I Became the Wife of a Monstrous Crown Prince - Türkçe Çevrimiçi Oku
Yukarı Çık




1   Önceki Bölüm  Sonraki Bölüm   3 


           
Bölüm 2 - Bir R-19 Romantizm Romanına Göç Ettim ve Bir Tavşan Var. (2)


"Biz evliyiz, birlikte uyumamız gayet doğal. Bunda utanılacak bir şey yok. "

"Fakat…."

Blake ürperdi ve yüzünü yastığa gömdü.

"Yine de utanıyorum..."

"……."

Orijinal hikâyedeki sert Blake nereye gitti? Önümde vahşi bir adam yerine sevimli bir çocuk oturuyor. 10 yıl içinde bu küçük tavşanın öyle bir adama dönüşeceğinden emin miyiz? İnsanların büyümesi gerçekten çok esrarengiz.

"Buraya gelin!"

Onu bu şekilde bırakamazdım. Tuttuğu yastığı aldım ve Blake'in ellerini sıkıca tuttum.

"Yeni evli bir çift olarak bundan sonra birlikte uyumamızı öneriyorum."

“H-Hergün mü….? "

"Bir problem mi var? Yoksa bu fikir hoşunuza gitmedi mi? "

"H-Hayır ama sen bundan memnun olacak mısın?"

"Pardon?"

"Birlikte uyumamız senin için sorun olmaz mı?"

"Tabii ki olmaz. Zaten sizin karınızım ve sizden hoşlanıyorum."

Blake zaten kocaman olan gözlerini daha da geniş açtı ve bütün yüzü kızardı, konuşamıyordu. İki elini birden sıktım

"Bu nasıl? Daha rahat hissediyor musunuz?"

Kitapta lanetin acısının kadın kahraman Diana ile  el ele tutuştuğunda ortadan kalktığı yazıyordu ama...
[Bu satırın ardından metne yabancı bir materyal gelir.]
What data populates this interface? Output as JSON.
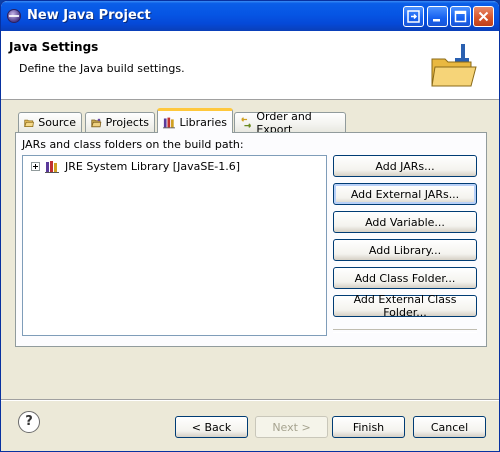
{
  "window": {
    "title": "New Java Project"
  },
  "header": {
    "title": "Java Settings",
    "description": "Define the Java build settings."
  },
  "tabs": [
    {
      "label": "Source",
      "icon": "source-folder-icon"
    },
    {
      "label": "Projects",
      "icon": "projects-icon"
    },
    {
      "label": "Libraries",
      "icon": "libraries-icon",
      "active": true
    },
    {
      "label": "Order and Export",
      "icon": "order-export-icon"
    }
  ],
  "libraries": {
    "label": "JARs and class folders on the build path:",
    "tree": [
      {
        "label": "JRE System Library [JavaSE-1.6]",
        "expanded": false
      }
    ],
    "buttons": {
      "add_jars": "Add JARs...",
      "add_external_jars": "Add External JARs...",
      "add_variable": "Add Variable...",
      "add_library": "Add Library...",
      "add_class_folder": "Add Class Folder...",
      "add_external_class_folder": "Add External Class Folder..."
    }
  },
  "footer": {
    "help": "?",
    "back": "< Back",
    "next": "Next >",
    "finish": "Finish",
    "cancel": "Cancel"
  }
}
Gücüm pek iyi çalışmıyor gibiydi.

Artık bu romana göç ettiğime göre Diana ile tanışana kadar acı içinde yaşayacak olan Blake'e yardım etmek istiyordum ama bunu yapacak gücüm yoktu.

Elini bıraktım ve yorganı bir kenara atıp yataktan çıktım. Ama birdenbire Blake bana arkadan sarıldı.

"Bırakma!"

"……Pardon?"

"Senin elin. Ancia’nın elleri sıcak bu yüzden bırakma."
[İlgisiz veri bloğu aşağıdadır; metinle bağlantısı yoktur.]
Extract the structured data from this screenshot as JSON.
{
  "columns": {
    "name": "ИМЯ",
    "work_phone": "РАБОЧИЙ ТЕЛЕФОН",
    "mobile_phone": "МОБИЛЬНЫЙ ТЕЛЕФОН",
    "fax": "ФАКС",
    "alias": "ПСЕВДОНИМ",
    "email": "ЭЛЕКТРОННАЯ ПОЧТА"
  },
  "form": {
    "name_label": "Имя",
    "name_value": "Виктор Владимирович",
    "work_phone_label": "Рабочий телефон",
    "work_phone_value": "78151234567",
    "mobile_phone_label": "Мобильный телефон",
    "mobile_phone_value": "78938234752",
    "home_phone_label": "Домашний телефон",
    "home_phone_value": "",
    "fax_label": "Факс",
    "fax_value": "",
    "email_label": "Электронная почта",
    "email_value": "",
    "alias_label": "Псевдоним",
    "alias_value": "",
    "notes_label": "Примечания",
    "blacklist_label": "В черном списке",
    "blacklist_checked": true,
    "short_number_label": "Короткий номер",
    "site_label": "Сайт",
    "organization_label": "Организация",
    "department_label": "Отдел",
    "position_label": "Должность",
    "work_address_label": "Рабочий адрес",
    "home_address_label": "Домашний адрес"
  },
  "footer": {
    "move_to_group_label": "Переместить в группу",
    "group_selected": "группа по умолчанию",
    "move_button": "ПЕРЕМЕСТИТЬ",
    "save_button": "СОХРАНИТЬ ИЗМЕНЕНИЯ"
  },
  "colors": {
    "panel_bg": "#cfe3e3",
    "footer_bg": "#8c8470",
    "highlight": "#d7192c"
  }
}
Bana arkamdan sarıldığı için yüzünü göremiyordum ama sesinin hıçkırıklara karıştığını duyabiliyordum.

Ne kadar da ağlak bir bebek.

"Hiçbir yere gitmiyorum."

"Gerçekten mi?"

"Evet sadece yastığımı almaya geldim…."

Sonra hemen tekrar yatağa tırmanırken Blake'in yüzü kıpkırmızı olmuştu.

"Benimle yatmak istemiyor musunuz?"

"Ondan değil... Şey, sen bundan emin misin? Benim gibi bir canavarla birlikte yatmak..."
 
"Majesteleri! Böyle söylemeyin lütfen. Siz canavar değilsiniz. "

"Fakat…"

"Size daha önce de söyledim, değil mi?"

Elini tuttum ve kıpkırmızı gözlerine baktım.

"Merak etmeyin. Lanetiniz eninde sonunda kalkacak. "

"Lanetim mi?"

“Evet… 18. yaş gününüzde, yetişkinliğe ulaştığınızda; lanetiniz eninde sonunda kalkacak. Sonunda gün o kadar da korkunç olmayacak. Bu yüzden cesaretiniz çok kırılmasın, başkalarının ne dediğine aldırış etmenize de gerek yok. Onlar sadece boş konuşuyorlar. "

“…18.”

Küçük dudaklarından yorgun bir ses geldi. Bir “Işığın halefi” olduğu gibi imparatorluk ailesinde de bir “Lanetin halefi” vardı.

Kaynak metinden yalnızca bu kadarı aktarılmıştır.